Nuestra identidad es al mismo tiempo la Colombia bella de paisajes naturales esplendorosos y la Colombia herida en los pueblos del Pacífico y el Catatumbo, es al mismo tiempo nuestra diversidad cultural desbordante y nuestros millones de campesinos desplazados, nuestra riqueza étnica de indígenas y afros y raizales y rrom y nuestras comunidades destruidas por masacres, nuestra creatividad económica y nuestros millones de pobladores excluidos, nuestras fiestas juveniles esperanzadoras y los miles de jóvenes que de todos los lados murieron la lucha armada sin sentido, la belleza y perspicacia de nuestras mujeres y los miles y miles de cuerpos de mujer convertidos en campos de batalla, la felicidad de nuestros hogares y el dolor de las familias destrozadas que buscan a decenas de miles de desaparecidos, la agilidad de las piernas de nuestros futbolistas y los muñones de huesos amputados por las minas antipersona de los que sobreviven en sillas de ruedas
¿Qué significa para usted cómo presidente de la Comisión de la Verdad, cómo jesuita y como persona, entregar este informe?
P. FR: La responsabilidad de invitar a mirar la verdad y seguir buscándola y al mismo en lo posible, lograr que esa búsqueda, por dura que sea, sirva para el bien y nos lleve a la comprensión de nosotros mismos como comunidad nacional y a la reconciliación y la construcción de un futuro mejor desde nuestras diferencias.
Como sacerdote jesuita ¿Cuál ha sido su aporte y el sello que le ha dado a este titánico trabajo de la Comisión de la Verdad?

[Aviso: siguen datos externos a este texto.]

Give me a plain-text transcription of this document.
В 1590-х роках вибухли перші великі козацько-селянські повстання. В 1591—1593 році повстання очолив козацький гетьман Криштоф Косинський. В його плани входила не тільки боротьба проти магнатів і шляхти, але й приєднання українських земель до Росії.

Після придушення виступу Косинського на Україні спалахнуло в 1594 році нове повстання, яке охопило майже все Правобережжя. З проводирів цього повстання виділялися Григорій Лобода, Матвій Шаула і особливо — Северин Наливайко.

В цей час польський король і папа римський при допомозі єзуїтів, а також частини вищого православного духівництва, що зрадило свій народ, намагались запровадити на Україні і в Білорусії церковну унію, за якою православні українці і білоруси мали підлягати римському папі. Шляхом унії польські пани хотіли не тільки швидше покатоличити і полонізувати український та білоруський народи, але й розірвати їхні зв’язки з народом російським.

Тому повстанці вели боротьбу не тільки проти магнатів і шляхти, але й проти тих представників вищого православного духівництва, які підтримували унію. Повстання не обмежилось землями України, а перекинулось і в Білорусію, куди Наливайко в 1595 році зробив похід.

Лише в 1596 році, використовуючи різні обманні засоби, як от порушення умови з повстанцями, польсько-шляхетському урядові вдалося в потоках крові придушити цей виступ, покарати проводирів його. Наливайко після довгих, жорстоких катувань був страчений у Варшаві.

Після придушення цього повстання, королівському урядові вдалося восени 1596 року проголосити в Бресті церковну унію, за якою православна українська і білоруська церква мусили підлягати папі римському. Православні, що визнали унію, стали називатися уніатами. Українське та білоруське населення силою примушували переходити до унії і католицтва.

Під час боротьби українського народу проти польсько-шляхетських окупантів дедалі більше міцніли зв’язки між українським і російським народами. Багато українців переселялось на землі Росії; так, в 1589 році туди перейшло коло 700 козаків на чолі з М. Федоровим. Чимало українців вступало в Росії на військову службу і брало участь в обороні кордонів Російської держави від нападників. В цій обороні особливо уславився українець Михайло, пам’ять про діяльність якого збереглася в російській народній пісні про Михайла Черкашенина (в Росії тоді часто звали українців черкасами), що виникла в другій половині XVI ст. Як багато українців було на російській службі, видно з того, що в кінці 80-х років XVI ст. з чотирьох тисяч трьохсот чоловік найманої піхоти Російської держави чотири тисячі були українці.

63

P. FR: Mi aporte ha sido mantener en el centro la actitud de Dios en Jesús que es la pasión incondicional por cada ser humano y de manera preferencial por cada víctima del conflicto armado interno y de los entramados que dieron lugar al conflicto: los más de 120 mil desaparecidos y las esposas y mamás que les buscan, los más de 50 mil secuestrados y sus familias, las mujeres abusadas y destrozadas, los más de 16 mil niños y niñas llevados a la guerra y arrebatados de su juventud, los pobladores que vieron todo destruido y más de 4 mil masacres en sus pueblos, los más de 7 mil soldados y policías golpeados o muertos por minas antipersona, los más de 8 mil hombres inocentes asesinados como “falsos positivos” y presentados como guerrilleros dados de baja en combate. Y también ha sido aporte tener una mirada de comprensión – que no quiere decir estar de acuerdo – para con los victimarios que reconocen la verdad de sus crímenes, sean ex guerrilleros de las FARC o ex paramilitares o policías o soldados, funcionarios públicos o empresarios. Finalmente contribuir a mantener unido al grupo de miembros de la Comisión de la verdad en medio de fuertes debates y ayudar a sostener el coraje para seguir a pesar del impacto de los testimonios desgarradores de las víctimas y para nombrar la verdad de en medio de los ataques las estigmatizaciones y las amenazas.
Usted fue Provincial de los jesuitas en Colombia y Vice Gran Canciller de la Javeriana, ¿Cuál es su mensaje a la Universidad y a las obras de la Compañía de Jesús frente al informe de la Comisión de la Verdad y sus recomendaciones?
P. FR: Invito a que lean con cuidado y espíritu crítico y constructivo los volúmenes de la Comisión y que los enriquezcan, los corrija, los mejoren, pero igual los escuchen y los mediten y los lleven a la práctica. Esos volúmenes son: La convocatoria a la paz grande, Hallazgos y Recomendaciones, No Matarás o la visión histórica del conflicto, Derechos Humanos y Derecho Internacional Humanitario, Niños y Niñas en la guerra, Mujeres y personas LGTBI, Los grupos étnicos Afrocolombianos e Indígenas y raizales y rrom, La Colombia en el Exilio, los Impactos y efectos que dejó la guerra y las formas de resistir de personas y comunidades; la colección de los diez ensayos de territorios del conflicto y de lo vivido y sufrido por los campesinos y finalmente el texto de Voces de testimonios “Cuando cantaban los pájaros”.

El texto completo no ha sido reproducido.